Various ambiguities have raised doubts about the possibility of a successful theory for frequentist inference. For example, Birnbaum’s theorem concerning S and C seemingly implying L or for that matter C alone implying L are but two examples. While the validity of these conclusions has been challenged, consideration of these results still raises concerns as to what the correct applications of the principles are. For S this is undoubtedly discarding all aspects of the inference base that are extraneous to expressing the evidence about 𝜃true and this leads to the principle as expressed by Durbin (1970) together with the evidence function EvMS which we add to the development. For C our thesis is that the fundamental idea underlying the principle is better expressed by SC and the evidence function EvSC as this removes the ambiguity about which ancillary to condition on and avoids any contradictions in the justification for the irrelevance of the distribution of the ancillary. While the laminal ancillary may often be trivial, namely, a function constant on the sample space, it seems clear that we have to accept the verdict that conditioning on any ancillary other than the laminal is not appropriate. The results developed here have shown that the principles S and SC are mutually compatible and satisfy the basic requirement of any statistical principle by inducing equivalence relations on the set of all inference bases. As such the logical and statistical inconsistences in the definition of C have been avoided.

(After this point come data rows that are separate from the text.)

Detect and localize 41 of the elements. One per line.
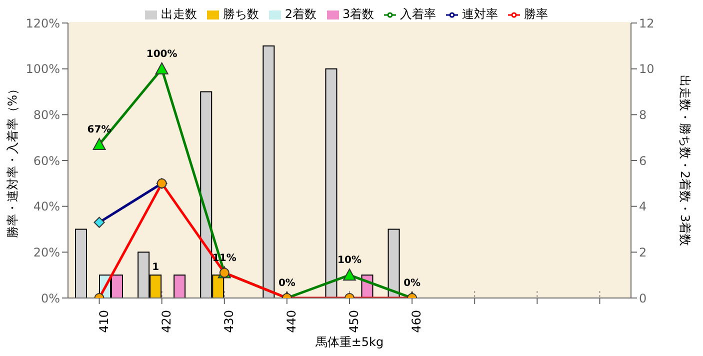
y-tick-label: 80%: [33, 108, 60, 122]
x-tick-label: 410: [96, 310, 111, 333]
y2-tick-label: 10: [639, 62, 654, 76]
data-label: 67%: [87, 124, 112, 136]
y2-tick-label: 12: [639, 16, 654, 30]
data-label: 0%: [278, 278, 296, 289]
bar: [325, 68, 338, 298]
bar: [388, 228, 400, 298]
y2-tick-label: 6: [639, 154, 647, 168]
y2-axis-title: 出走数・勝ち数・2着数・3着数: [678, 74, 692, 246]
y2-tick-label: 4: [639, 200, 647, 214]
y-tick-label: 20%: [33, 245, 60, 260]
x-tick-label: 440: [284, 310, 298, 333]
legend-label: 入着率: [400, 7, 436, 21]
y-tick-label: 100%: [26, 62, 60, 76]
y-tick-label: 120%: [26, 16, 60, 30]
bar: [262, 45, 275, 298]
y2-tick-label: 2: [639, 245, 647, 260]
x-tick-label: 420: [159, 310, 174, 333]
data-label: 100%: [146, 48, 178, 60]
data-label: 1: [152, 262, 160, 274]
legend-label: 出走数: [160, 7, 197, 21]
bar: [174, 274, 186, 298]
legend-label: 勝率: [524, 7, 548, 21]
y2-tick-label: 8: [639, 108, 647, 122]
y-tick-label: 40%: [33, 200, 60, 214]
y-tick-label: 60%: [33, 154, 60, 168]
x-tick-label: 460: [410, 310, 424, 333]
x-tick-label: 450: [347, 310, 362, 333]
x-axis-title: 馬体重±5kg: [314, 335, 384, 349]
legend-label: 連対率: [462, 7, 498, 21]
y-axis-title: 勝率・連対率・入着率（%）: [5, 82, 20, 238]
data-label: 0%: [404, 278, 421, 289]
legend-label: 3着数: [342, 7, 374, 21]
data-label: 10%: [338, 255, 362, 266]
legend-label: 勝ち数: [222, 7, 259, 21]
y2-tick-label: 0: [639, 291, 647, 306]
x-tick-label: 430: [222, 310, 236, 333]
legend-label: 2着数: [284, 7, 316, 21]
y-tick-label: 0%: [40, 291, 60, 306]
bar: [75, 228, 88, 298]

It is true that the stable conditionality principle proposed here, is - in part - mathematically supported by the taxonomy results in Basu (1959). The present paper shows, however, that conditioning on stable ancillaries removes the logical inconsistencies of the standard conditionality principle and provides a coherent framework for the assessment of statistical evidence.

Certainly this is not the end of the story concerning the concept of statistical evidence and how it should be measured and expressed, but our hope is that clarifying the roles of two key principles contributes to a more solid foundation for statistics.